Huntressは、今回のキャンペーンを特定の被害者を狙った標的型攻撃ではなく、広範かつ日和見的なものだと分析しています。攻撃者は単一の組織に狙いを定めるのではなく、盗んだ、あるいは推測した認証情報を、インターネットに公開されているSonicWallのリモートアクセスポータルに対して大規模かつ組織的に試行し、無関係な数多くのネットワークの中から有効な組み合わせを見つけ出そうとしているとみられます。

攻撃件数は日々増加

Huntressのテレメトリによると、キャンペーン開始以降、侵害されたアカウントおよび組織の数は着実に増加しています。

  • 7月25日: 6組織にまたがる26件のユニークアカウントが侵害
  • 7月26日: 16組織にまたがる34件のユニークアカウントが侵害
  • 7月27日: 8組織にまたがる32件のユニークアカウントが侵害

同社はまた、今回のキャンペーンで侵害が確認された4件のアカウントについて、2026年5月22日に追跡していた別のインシデントでも標的にされていたことを確認したとしています。
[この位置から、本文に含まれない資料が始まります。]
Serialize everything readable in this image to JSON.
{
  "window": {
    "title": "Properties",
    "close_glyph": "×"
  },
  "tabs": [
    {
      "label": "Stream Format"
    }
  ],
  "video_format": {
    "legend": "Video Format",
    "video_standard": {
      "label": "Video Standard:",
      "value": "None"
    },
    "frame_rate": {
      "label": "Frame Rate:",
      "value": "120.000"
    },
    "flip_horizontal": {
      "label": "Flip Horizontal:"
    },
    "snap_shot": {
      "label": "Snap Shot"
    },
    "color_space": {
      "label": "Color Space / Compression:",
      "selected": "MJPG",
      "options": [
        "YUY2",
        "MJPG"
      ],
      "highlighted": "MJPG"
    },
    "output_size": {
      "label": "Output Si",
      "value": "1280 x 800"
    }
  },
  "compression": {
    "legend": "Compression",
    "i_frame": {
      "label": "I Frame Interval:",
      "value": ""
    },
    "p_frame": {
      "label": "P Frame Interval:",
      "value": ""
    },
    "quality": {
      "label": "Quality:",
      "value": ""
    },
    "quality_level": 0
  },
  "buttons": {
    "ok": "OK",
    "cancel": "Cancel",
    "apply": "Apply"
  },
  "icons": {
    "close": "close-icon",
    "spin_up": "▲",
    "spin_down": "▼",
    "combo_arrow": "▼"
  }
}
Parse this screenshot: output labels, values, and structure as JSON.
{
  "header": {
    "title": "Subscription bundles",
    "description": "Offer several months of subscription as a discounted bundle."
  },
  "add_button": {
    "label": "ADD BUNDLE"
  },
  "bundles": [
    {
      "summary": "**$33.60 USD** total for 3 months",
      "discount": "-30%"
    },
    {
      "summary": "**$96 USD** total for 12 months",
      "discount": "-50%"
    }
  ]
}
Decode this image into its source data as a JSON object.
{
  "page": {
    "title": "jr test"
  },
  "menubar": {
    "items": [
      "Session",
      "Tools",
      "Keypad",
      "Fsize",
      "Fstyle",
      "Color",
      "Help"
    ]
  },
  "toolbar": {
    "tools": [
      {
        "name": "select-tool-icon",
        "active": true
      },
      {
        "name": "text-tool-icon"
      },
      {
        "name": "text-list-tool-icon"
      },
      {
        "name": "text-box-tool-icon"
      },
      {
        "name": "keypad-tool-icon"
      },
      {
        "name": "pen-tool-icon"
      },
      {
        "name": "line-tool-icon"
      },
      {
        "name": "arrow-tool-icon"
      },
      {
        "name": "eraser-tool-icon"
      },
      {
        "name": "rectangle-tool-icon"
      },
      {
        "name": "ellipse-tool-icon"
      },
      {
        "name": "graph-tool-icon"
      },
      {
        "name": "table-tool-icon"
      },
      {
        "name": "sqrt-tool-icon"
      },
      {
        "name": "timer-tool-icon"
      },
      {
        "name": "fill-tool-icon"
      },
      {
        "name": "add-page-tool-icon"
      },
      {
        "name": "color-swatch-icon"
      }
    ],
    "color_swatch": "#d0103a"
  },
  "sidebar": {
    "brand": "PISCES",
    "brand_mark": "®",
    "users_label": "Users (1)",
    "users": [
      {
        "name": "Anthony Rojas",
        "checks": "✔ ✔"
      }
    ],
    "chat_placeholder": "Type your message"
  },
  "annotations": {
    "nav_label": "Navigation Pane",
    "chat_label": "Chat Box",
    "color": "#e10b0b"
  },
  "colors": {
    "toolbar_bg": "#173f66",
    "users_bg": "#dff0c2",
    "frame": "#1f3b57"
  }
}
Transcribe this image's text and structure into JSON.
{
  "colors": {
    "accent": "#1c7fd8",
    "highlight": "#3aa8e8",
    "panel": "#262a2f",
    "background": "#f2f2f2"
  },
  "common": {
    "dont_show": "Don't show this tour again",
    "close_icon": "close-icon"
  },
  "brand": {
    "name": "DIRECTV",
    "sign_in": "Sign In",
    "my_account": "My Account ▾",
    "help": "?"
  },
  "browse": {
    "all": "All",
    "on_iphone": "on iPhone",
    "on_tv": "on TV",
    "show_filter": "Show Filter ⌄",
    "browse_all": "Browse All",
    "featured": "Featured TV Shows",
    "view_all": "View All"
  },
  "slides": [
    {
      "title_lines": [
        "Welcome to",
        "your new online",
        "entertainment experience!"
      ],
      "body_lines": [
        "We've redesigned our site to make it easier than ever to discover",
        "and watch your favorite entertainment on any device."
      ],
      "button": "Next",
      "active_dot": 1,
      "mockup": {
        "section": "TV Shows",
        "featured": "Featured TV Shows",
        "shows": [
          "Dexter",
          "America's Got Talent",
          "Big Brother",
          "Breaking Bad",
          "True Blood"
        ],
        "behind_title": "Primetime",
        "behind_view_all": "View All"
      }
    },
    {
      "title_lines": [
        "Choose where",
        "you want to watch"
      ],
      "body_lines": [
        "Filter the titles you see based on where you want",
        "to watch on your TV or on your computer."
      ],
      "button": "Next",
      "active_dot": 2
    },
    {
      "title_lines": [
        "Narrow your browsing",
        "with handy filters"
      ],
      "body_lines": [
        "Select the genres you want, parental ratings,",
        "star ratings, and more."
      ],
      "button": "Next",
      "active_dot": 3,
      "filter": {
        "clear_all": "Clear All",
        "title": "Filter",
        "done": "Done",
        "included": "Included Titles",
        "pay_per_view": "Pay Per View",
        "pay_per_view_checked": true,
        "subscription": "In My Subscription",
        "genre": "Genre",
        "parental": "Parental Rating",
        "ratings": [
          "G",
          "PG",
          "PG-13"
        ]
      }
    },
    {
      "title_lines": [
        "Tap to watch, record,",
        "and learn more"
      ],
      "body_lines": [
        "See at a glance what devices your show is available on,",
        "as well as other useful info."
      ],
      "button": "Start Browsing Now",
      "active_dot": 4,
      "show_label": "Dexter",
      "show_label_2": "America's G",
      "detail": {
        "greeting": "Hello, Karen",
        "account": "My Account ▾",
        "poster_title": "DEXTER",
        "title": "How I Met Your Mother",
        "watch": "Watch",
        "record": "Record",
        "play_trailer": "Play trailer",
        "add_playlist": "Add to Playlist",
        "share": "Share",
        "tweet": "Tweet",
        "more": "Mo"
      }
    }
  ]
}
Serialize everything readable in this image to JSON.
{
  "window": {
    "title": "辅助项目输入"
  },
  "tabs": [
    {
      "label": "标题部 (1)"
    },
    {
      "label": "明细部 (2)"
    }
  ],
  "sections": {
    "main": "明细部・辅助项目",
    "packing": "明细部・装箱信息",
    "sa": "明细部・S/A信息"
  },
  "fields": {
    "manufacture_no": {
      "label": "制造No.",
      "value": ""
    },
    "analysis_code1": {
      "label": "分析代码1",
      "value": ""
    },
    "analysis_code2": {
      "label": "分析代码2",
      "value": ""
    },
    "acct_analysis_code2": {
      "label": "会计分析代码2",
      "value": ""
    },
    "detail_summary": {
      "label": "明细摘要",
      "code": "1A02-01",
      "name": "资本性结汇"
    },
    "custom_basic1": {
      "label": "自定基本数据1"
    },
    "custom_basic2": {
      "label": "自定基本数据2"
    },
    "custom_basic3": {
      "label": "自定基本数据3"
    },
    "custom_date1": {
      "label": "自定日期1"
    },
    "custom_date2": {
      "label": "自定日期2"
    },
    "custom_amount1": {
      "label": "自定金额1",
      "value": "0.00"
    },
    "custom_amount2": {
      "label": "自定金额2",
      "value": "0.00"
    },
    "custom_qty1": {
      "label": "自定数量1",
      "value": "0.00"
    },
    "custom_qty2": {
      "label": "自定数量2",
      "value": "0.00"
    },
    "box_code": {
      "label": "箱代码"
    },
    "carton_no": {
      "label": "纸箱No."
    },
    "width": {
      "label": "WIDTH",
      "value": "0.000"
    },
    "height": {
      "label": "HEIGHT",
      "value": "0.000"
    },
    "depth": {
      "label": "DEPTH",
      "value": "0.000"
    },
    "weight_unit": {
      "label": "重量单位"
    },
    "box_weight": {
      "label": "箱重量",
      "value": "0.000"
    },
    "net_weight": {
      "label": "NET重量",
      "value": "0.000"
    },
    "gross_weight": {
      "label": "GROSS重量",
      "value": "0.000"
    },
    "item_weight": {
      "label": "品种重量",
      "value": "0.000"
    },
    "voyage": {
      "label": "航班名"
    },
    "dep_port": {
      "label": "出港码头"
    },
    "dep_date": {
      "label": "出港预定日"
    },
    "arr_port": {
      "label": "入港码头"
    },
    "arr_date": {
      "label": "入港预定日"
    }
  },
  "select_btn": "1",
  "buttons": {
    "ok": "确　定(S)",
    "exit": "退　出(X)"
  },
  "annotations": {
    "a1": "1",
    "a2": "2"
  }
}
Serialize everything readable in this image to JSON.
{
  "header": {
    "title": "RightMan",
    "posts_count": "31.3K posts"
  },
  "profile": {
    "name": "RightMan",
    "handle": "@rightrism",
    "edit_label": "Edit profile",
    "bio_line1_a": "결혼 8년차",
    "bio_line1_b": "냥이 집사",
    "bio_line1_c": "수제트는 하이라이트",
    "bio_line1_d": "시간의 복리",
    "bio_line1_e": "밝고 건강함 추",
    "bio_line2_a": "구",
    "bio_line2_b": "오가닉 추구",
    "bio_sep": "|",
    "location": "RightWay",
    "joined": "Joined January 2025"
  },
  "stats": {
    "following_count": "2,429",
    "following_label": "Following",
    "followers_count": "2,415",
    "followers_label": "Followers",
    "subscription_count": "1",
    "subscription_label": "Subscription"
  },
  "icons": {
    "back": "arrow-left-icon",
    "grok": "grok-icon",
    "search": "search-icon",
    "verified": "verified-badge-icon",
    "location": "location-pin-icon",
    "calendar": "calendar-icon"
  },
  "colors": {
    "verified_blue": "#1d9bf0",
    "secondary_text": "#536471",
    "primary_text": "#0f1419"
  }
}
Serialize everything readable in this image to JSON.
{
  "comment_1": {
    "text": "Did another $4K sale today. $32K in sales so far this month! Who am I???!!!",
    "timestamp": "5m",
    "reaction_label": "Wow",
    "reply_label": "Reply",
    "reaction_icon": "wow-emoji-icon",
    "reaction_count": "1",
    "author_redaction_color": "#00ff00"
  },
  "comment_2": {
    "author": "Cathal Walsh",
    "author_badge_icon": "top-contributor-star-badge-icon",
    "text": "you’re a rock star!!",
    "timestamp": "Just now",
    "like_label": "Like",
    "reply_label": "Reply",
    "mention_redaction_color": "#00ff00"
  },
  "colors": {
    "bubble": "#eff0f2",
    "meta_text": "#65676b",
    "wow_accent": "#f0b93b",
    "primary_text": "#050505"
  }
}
これは、一部の被害組織の認証情報が、今回の攻撃波以前から一定期間、脅威アクターの間で出回っていた可能性を示唆しています。

より広範なパターンの一部

SonicWallのリモートアクセス製品が持続的な攻撃の標的となるのは今回が初めてではありません。Huntressは、2025年10月に発生した同様の急増(攻撃者が侵害済みデバイス上の複数アカウントへ急速に認証を成功させた事例)や、2026年2月に発生した事例(侵害されたSonicWall SSL VPNの認証情報がネットワークへの初期アクセスに利用された事例)を挙げています。研究者らは、今回のキャンペーンが、2025年を通じて2026年に至るまで観測されてきた、SonicWallインフラを狙った自動化されたクレデンシャル検証攻撃のパターンと一致するとの見解を示しています。

インフラと侵害指標

Huntressは、今回のクレデンシャルスタッフィングの試行について、5つのIPアドレスが関与していると特定しています。これらはいずれもホスティングプロバイダーのDigitalOcean, LLCに登録されているものです。侵害指標の全リストは以下のとおりです。

指標 説明
157.245.88.153 SonicWallへのブルートフォース攻撃活動に関連する悪意のあるIP(DigitalOcean, LLC)
162.243.31.111 SonicWallへのブルートフォース攻撃活動に関連する悪意のあるIP(DigitalOcean, LLC)
167.71.150.1 SonicWallへのブルートフォース攻撃活動に関連する悪意のあるIP(DigitalOcean, LLC)
209.97.151.148 SonicWallへのブルートフォース攻撃活動に関連する悪意のあるIP(DigitalOcean, LLC)
64.227.15.20 SonicWallへのブルートフォース攻撃活動に関連する悪意のあるIP(DigitalOcean, LLC)
推奨される対策

Huntressは、SonicWallのVPNまたはファイアウォールインフラを運用しているすべての組織に対し、以下を含む即時の対応を強く呼びかけています。

  • 可能な限りWAN管理およびリモートアクセスを制限すること
  • 認証情報をリセットするまで、HTTP、HTTPS、SSH、SSL VPNによる受信管理を無効化または制限すること
  • すべてのローカル管理者認証情報、VPN事前共有鍵、LDAP/RADIUS/TACACS+のバインド認証情報をリセットすること
  • ファイアウォールに紐づくAPIキー、ダイナミックDNS、SMTP/FTP、自動化用シークレットを失効させ、再発行すること
  • ログ記録を強化し、侵害の兆候がないか直近のログインや設定変更を確認すること
  • リセット後は段階的にサービスを再開し、不正アクセスの再発がないか注意深く監視すること
  • すべての管理者アカウントおよびリモートアクセスアカウントで多要素認証を義務化し、管理権限には最小権限の原則を適用すること

HuntressはSOCチームが引き続きこのキャンペーンを監視しており、影響を受けたパートナー企業と直接連携して侵害アカウントの特定と復旧支援にあたっていると述べています。同社は、調査の進展に応じてアドバイザリを更新していく方針を示しています。